Crypto Hackers Shift to Social Engineering
Cryptocurrency Hacks: A Shift in Tactics
The landscape of cryptocurrency security has dramatically shifted. According to CertiK, a leading Web3 cybersecurity firm, cryptocurrency hackers are increasingly abandoning exploits targeting smart contract vulnerabilities in favor of social engineering schemes. This change in strategy has resulted in over $2.1 billion in losses during 2025 alone, with the majority stemming from compromised wallets and phishing attacks.
The Human Element: The Weakest Link
Ronghui Gu, co-founder of CertiK, highlights this significant trend: "The majority of this $2.1 billion was caused by wallet compromises, key mismanagement, and operational issues." This signifies a move away from complex technical exploits towards exploiting human error and trust.

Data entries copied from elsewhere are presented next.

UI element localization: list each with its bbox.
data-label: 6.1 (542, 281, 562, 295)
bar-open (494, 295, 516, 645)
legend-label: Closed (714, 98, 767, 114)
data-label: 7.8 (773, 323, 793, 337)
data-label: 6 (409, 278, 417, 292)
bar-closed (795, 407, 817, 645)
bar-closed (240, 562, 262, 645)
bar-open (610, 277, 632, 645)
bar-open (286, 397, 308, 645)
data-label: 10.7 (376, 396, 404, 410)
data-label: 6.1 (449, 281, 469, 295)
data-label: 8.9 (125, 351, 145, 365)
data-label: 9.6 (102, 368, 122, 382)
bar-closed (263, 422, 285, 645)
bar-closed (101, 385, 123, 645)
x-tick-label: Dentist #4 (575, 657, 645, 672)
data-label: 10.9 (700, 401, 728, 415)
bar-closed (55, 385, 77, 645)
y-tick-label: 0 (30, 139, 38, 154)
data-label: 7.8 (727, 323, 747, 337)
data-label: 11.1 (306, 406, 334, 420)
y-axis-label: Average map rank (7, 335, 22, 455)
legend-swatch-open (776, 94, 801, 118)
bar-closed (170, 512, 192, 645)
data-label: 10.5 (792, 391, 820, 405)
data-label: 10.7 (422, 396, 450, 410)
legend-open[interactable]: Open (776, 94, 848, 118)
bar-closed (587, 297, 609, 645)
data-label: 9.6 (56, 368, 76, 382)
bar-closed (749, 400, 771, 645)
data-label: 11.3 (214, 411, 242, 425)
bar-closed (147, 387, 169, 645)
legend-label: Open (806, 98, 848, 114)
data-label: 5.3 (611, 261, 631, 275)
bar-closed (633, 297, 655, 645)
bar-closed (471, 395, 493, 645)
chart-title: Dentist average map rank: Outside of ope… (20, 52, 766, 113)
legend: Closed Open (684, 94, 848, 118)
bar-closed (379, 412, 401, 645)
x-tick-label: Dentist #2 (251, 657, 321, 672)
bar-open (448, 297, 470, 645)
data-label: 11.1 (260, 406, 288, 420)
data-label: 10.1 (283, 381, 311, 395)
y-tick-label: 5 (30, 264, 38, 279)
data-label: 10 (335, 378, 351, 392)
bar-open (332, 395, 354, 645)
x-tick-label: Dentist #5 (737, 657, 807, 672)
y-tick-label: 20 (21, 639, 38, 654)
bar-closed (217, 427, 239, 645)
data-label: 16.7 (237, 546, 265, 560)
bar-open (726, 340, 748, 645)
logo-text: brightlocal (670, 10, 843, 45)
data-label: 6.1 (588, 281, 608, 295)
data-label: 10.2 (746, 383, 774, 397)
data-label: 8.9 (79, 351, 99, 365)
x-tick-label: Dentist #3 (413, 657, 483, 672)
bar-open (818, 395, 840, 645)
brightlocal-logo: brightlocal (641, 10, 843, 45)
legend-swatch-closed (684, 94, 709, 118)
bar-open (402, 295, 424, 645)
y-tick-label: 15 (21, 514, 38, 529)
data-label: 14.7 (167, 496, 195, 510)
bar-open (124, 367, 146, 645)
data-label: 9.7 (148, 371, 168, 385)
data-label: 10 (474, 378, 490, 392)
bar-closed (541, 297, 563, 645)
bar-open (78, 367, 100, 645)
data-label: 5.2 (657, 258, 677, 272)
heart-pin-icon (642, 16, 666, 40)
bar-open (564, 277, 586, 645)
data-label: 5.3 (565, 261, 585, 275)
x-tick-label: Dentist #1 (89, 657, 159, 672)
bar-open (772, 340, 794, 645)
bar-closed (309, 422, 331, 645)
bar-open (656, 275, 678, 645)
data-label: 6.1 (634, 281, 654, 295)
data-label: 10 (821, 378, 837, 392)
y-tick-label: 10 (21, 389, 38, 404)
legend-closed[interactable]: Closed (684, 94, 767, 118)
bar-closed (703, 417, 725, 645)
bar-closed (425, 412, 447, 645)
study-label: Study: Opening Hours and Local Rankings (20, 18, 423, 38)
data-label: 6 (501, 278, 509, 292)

Phishing attacks, a prime example of social engineering, involve fraudulent links designed to steal private keys and other sensitive information. These attacks are costing the industry dearly; CertiK reports over $1 billion in losses across 296 incidents in 2024 alone, making it the most expensive attack vector.
The recent theft of $330.7 million in Bitcoin from an elderly US individual through a sophisticated social engineering scheme further underscores this concerning trend. This attack, as reported by Cointelegraph, didn't involve any code exploits; instead, it relied entirely on tricking the victim into sending their assets to a fraudulent address.

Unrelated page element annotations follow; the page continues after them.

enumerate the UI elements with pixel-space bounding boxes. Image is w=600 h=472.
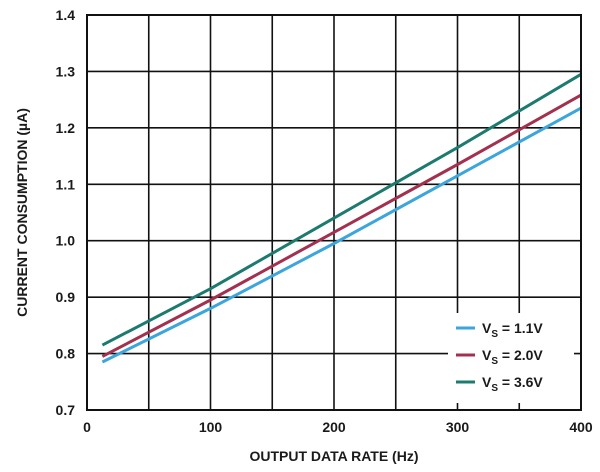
y-tick-label: 0.9 (56, 289, 76, 305)
x-axis-title: OUTPUT DATA RATE (Hz) (249, 448, 418, 464)
legend-label: VS = 3.6V (482, 374, 543, 394)
y-tick-labels: 0.7 0.8 0.9 1.0 1.1 1.2 1.3 1.4 (56, 7, 76, 418)
series-lines (101, 73, 582, 364)
legend-label: VS = 1.1V (482, 320, 543, 340)
y-tick-label: 0.7 (56, 402, 76, 418)
y-axis-title: CURRENT CONSUMPTION (µA) (14, 108, 30, 317)
y-tick-label: 1.4 (56, 7, 76, 23)
y-tick-label: 0.8 (56, 346, 76, 362)
y-tick-label: 1.0 (56, 233, 76, 249)
y-tick-label: 1.1 (56, 176, 76, 192)
series-line-1 (101, 106, 582, 364)
y-tick-label: 1.2 (56, 120, 76, 136)
x-tick-label: 100 (199, 419, 223, 435)
series-line-2 (101, 93, 582, 358)
series-line-3 (101, 73, 582, 347)
x-tick-label: 200 (322, 419, 346, 435)
x-tick-labels: 0 100 200 300 400 (83, 419, 593, 435)
legend: VS = 1.1V VS = 2.0V VS = 3.6V (448, 313, 574, 403)
x-tick-label: 300 (446, 419, 470, 435)
y-tick-label: 1.3 (56, 63, 76, 79)
legend-label: VS = 2.0V (482, 347, 543, 367)
plot-frame (86, 14, 582, 411)
x-tick-label: 0 (83, 419, 91, 435)
x-tick-label: 400 (569, 419, 593, 435)
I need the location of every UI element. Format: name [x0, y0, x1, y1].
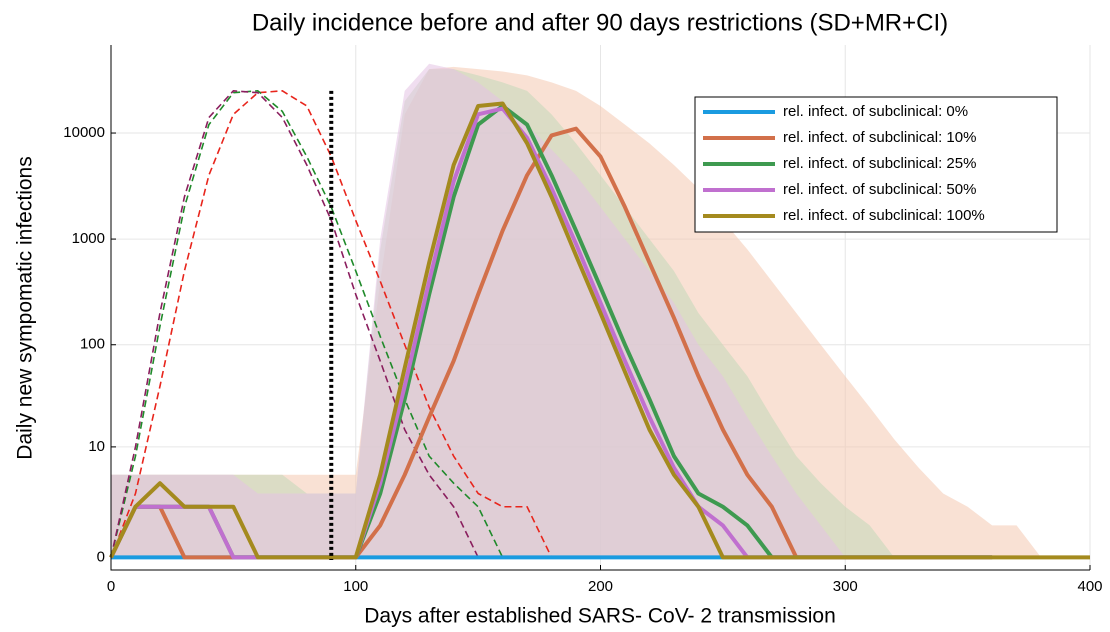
legend-label: rel. infect. of subclinical: 100%	[783, 207, 985, 224]
line	[109, 101, 1090, 560]
x-tick-label: 200	[588, 578, 613, 595]
chart-title: Daily incidence before and after 90 days…	[252, 9, 948, 36]
y-tick-label: 10000	[63, 124, 105, 141]
dashed-line	[110, 90, 504, 558]
dashed-line	[110, 90, 479, 558]
legend-label: rel. infect. of subclinical: 50%	[783, 181, 976, 198]
x-tick-label: 100	[343, 578, 368, 595]
y-tick-label: 0	[97, 548, 105, 565]
y-tick-label: 1000	[72, 230, 105, 247]
legend-label: rel. infect. of subclinical: 10%	[783, 129, 976, 146]
x-tick-label: 0	[107, 578, 115, 595]
y-axis-label: Daily new sympomatic infections	[14, 156, 37, 459]
legend-label: rel. infect. of subclinical: 25%	[783, 155, 976, 172]
y-tick-label: 10	[88, 438, 105, 455]
x-tick-label: 300	[833, 578, 858, 595]
y-tick-label: 100	[80, 336, 105, 353]
axes-frame	[110, 45, 1090, 571]
x-tick-label: 400	[1077, 578, 1102, 595]
dashed-line	[110, 90, 553, 558]
x-axis-label: Days after established SARS- CoV- 2 tran…	[364, 605, 836, 628]
legend-label: rel. infect. of subclinical: 0%	[783, 103, 968, 120]
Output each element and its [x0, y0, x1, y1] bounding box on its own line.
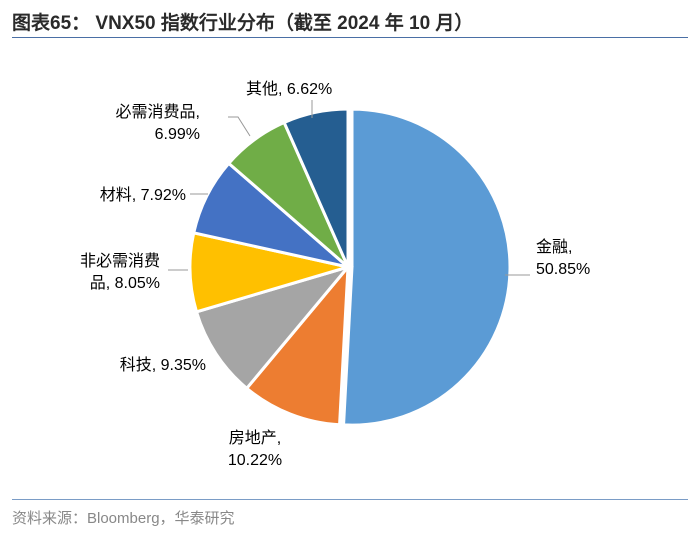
title-divider — [12, 37, 688, 38]
slice-label-3-line-1: 品, 8.05% — [90, 275, 160, 292]
pie-slice-6 — [282, 107, 350, 268]
pie-slice-1 — [244, 262, 350, 427]
pie-slice-0 — [341, 107, 512, 427]
slice-label-5-line-0: 必需消费品, — [116, 103, 200, 121]
slice-label-6-line-0: 其他, 6.62% — [246, 80, 332, 98]
slice-label-1-line-1: 10.22% — [228, 452, 282, 469]
slice-label-3: 非必需消费品, 8.05% — [80, 252, 160, 292]
slice-labels: 金融, 50.85% 房地产, 10.22% 科技, 9.35% 非必需消费品, 8.05… — [80, 80, 590, 469]
slice-label-4-line-0: 材料, 7.92% — [100, 186, 186, 204]
slice-label-0-line-0: 金融, — [536, 238, 572, 256]
pie-slice-2 — [194, 264, 353, 391]
slice-label-1: 房地产, 10.22% — [228, 429, 282, 469]
slice-label-5-line-1: 6.99% — [155, 126, 200, 143]
slice-label-2-line-0: 科技, 9.35% — [120, 356, 206, 374]
pie-slices — [188, 107, 512, 427]
slice-label-2: 科技, 9.35% — [120, 356, 206, 374]
source-note: 资料来源：Bloomberg，华泰研究 — [12, 510, 235, 527]
chart-title: 图表65： VNX50 指数行业分布（截至 2024 年 10 月） — [12, 13, 474, 34]
slice-label-1-line-0: 房地产, — [229, 429, 281, 447]
slice-label-0-line-1: 50.85% — [536, 261, 590, 278]
slice-label-3-line-0: 非必需消费 — [80, 252, 160, 270]
slice-label-6: 其他, 6.62% — [246, 80, 332, 98]
slice-label-4: 材料, 7.92% — [100, 186, 186, 204]
slice-label-0: 金融, 50.85% — [536, 238, 590, 278]
leader-lines — [168, 100, 530, 276]
leader-line-5 — [228, 116, 251, 137]
source-divider — [12, 499, 688, 500]
slice-label-5: 必需消费品, 6.99% — [116, 103, 200, 143]
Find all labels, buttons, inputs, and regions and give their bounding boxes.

Strengthening Defenses Against Human-Based Attacks
While the rise of social engineering is worrying, it could also indicate improvements in the security of DeFi protocols themselves. As Gu explains, "Attackers always target the weakest point. Smart contracts were the weakest point, but now attackers believe the weakest point comes from human behavior rather than the code."
To counter this shift, Gu emphasizes the need for enhanced security measures, including:
- Improved wallet security
- Enhanced access control mechanisms
- Real-time transaction monitoring
- Advanced simulation tools to identify vulnerabilities
The $1.4 billion Bybit exchange hack in February 2025, attributed to the Lazarus Group, stands as a stark reminder of the devastating potential of large-scale attacks. This single incident accounted for over 60% of all crypto losses in 2024.